Und Wien im Mai zu besuchen, klang natürlich noch einmal deutlich verlockender als ein Termin im Spätherbst. Moment mal – Mai? Da war doch etwas. Tatsächlich grätschte der Eurovision Song Contest den ursprünglichen Planungen für die High End 2026 dazwischen. Dass Österreich den Wettbewerb gewinnen würde, konnte schließlich niemand vorhersehen. Die High End Society musste deshalb kurzfristig reagieren und den Messetermin um drei Wochen nach hinten verschieben. Umso besser, dass sich das Vienna Austria Center dabei als ausgesprochen flexibel erwies.

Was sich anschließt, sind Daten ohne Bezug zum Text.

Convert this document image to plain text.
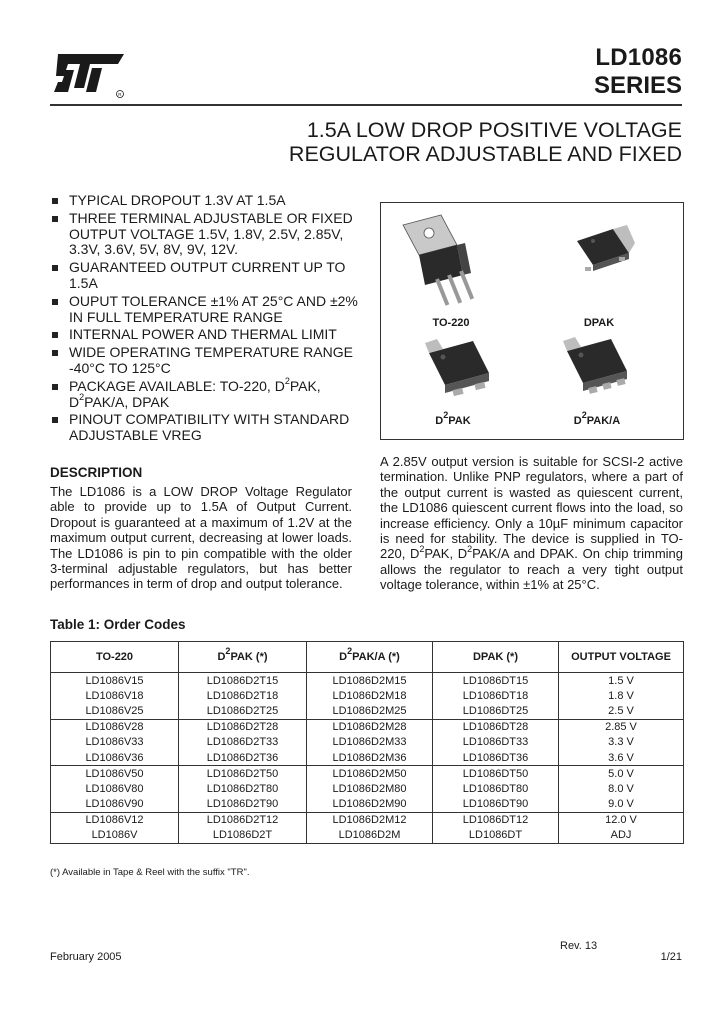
R
LD1086
SERIES
1.5A LOW DROP POSITIVE VOLTAGE
REGULATOR ADJUSTABLE AND FIXED
TYPICAL DROPOUT 1.3V AT 1.5A
THREE TERMINAL ADJUSTABLE OR FIXED OUTPUT VOLTAGE 1.5V, 1.8V, 2.5V, 2.85V, 3.3V, 3.6V, 5V, 8V, 9V, 12V.
GUARANTEED OUTPUT CURRENT UP TO 1.5A
OUPUT TOLERANCE ±1% AT 25°C AND ±2% IN FULL TEMPERATURE RANGE
INTERNAL POWER AND THERMAL LIMIT
WIDE OPERATING TEMPERATURE RANGE -40°C TO 125°C
PACKAGE AVAILABLE: TO-220, $D^2PAK$, $D^2PAK/A$, DPAK
PINOUT COMPATIBILITY WITH STANDARD ADJUSTABLE VREG
TO-220	DPAK
$D^2PAK$	$D^2PAK/A$
DESCRIPTION
The LD1086 is a LOW DROP Voltage Regulator able to provide up to 1.5A of Output Current. Dropout is guaranteed at a maximum of 1.2V at the maximum output current, decreasing at lower loads. The LD1086 is pin to pin compatible with the older 3-terminal adjustable regulators, but has better performances in term of drop and output tolerance.
A 2.85V output version is suitable for SCSI-2 active termination. Unlike PNP regulators, where a part of the output current is wasted as quiescent current, the LD1086 quiescent current flows into the load, so increase efficiency. Only a 10µF minimum capacitor is need for stability. The device is supplied in TO-220, $D^2PAK$, $D^2PAK/A$ and DPAK. On chip trimming allows the regulator to reach a very tight output voltage tolerance, within ±1% at 25°C.
Table 1: Order Codes
TO-220	$D^2PAK$ (*)	$D^2PAK/A$ (*)	DPAK (*)	OUTPUT VOLTAGE
LD1086V15	LD1086D2T15	LD1086D2M15	LD1086DT15	1.5 V
LD1086V18	LD1086D2T18	LD1086D2M18	LD1086DT18	1.8 V
LD1086V25	LD1086D2T25	LD1086D2M25	LD1086DT25	2.5 V
LD1086V28	LD1086D2T28	LD1086D2M28	LD1086DT28	2.85 V
LD1086V33	LD1086D2T33	LD1086D2M33	LD1086DT33	3.3 V
LD1086V36	LD1086D2T36	LD1086D2M36	LD1086DT36	3.6 V
LD1086V50	LD1086D2T50	LD1086D2M50	LD1086DT50	5.0 V
LD1086V80	LD1086D2T80	LD1086D2M80	LD1086DT80	8.0 V
LD1086V90	LD1086D2T90	LD1086D2M90	LD1086DT90	9.0 V
LD1086V12	LD1086D2T12	LD1086D2M12	LD1086DT12	12.0 V
LD1086V	LD1086D2T	LD1086D2M	LD1086DT	ADJ
(*) Available in Tape & Reel with the suffix "TR".
Rev. 13
February 2005	1/21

Die High End 2026 in Zahlen

Ob die High End 2026 in Wien letztlich auch auf dem Papier ein Erfolg war, werden die offiziellen Zahlen der High End Society zeigen. Die vorläufigen Zahlen klingen jedoch auch von Veranstalterseite aus vielversprechend:

  • 500 Austeller
  • 1000 Marken
  • 22.000 Besucher:innen
  • 580 Journalist:innen
  • auf 30.000 Quadratmetern

Mein persönlicher Eindruck fiel jedoch bereits während der Messetage eindeutig aus. Zwar ist das Vienna Austria Center groß, modern und deutlich weitläufiger als das Münchner MOC, wodurch sich die Besucherströme besser verteilen. Dennoch war schon am Donnerstag erkennbar, dass zahlreiche Fachbesucher:innen aus aller Welt den Weg nach Wien gefunden hatten. Am Freitag wurde es noch geschäftiger. Die große Frage blieb jedoch: Würden am Samstag auch die Konsument:innen kommen – insbesondere die aus Deutschland?

High End 2026 Wien Ansturm auf Eingang
Die erste High End in Wien war sehr gut besucht, trotzdem verstreuten sich die Massen deutlich besser, als es in München möglich war.

Die Antwort ließ nicht lange auf sich warten. Bereits am Samstagmorgen sprach die riesige Menschentraube vor dem Eingang eine deutliche Sprache. Ja, sie waren gekommen. Den gesamten Tag herrschte reger Betrieb in den Hallen und Vorführräumen. Gleichzeitig kam es aber nie zu den Engpässen, die man aus München kannte, wo zeitweise sogar Treppenaufgänge gesperrt werden mussten. Das Vienna Austria Center stellte eindrucksvoll unter Beweis, dass es ein nahezu idealer Veranstaltungsort für die High End ist.

Fazit: Wien 2027, wir kommen!

In zahlreichen Gesprächen mit Herstellern, Vertrieben und Besuchern zeigte sich zudem ein weiterer Effekt des neuen Standorts. Viele Gäste aus Deutschland nutzten die Messe für ein verlängertes Wochenende mit der Familie. Während ein Teil der Familie die Sehenswürdigkeiten Wiens erkundete, konnte der andere die neuesten Entwicklungen und Trends der HiFi-Branche entdecken. Eine Kombination, die offensichtlich gut funktionierte.

Am Sonntag fiel der Besucherstrom dann erwartungsgemäß etwas in sich zusammen. Dennoch waren nach meinem Eindruck die meisten Aussteller mehr als zufrieden. Alles deutet darauf hin, dass sich Wien als neue Heimat der High End etablieren wird. Spätestens im kommenden Jahr dürfte kaum noch jemand dem Münchner MOC eine Träne nachweinen – jenem Gebäude, dessen gewächshausartige Konstruktion bei sommerlichen Temperaturen schnell zur Sauna wurde.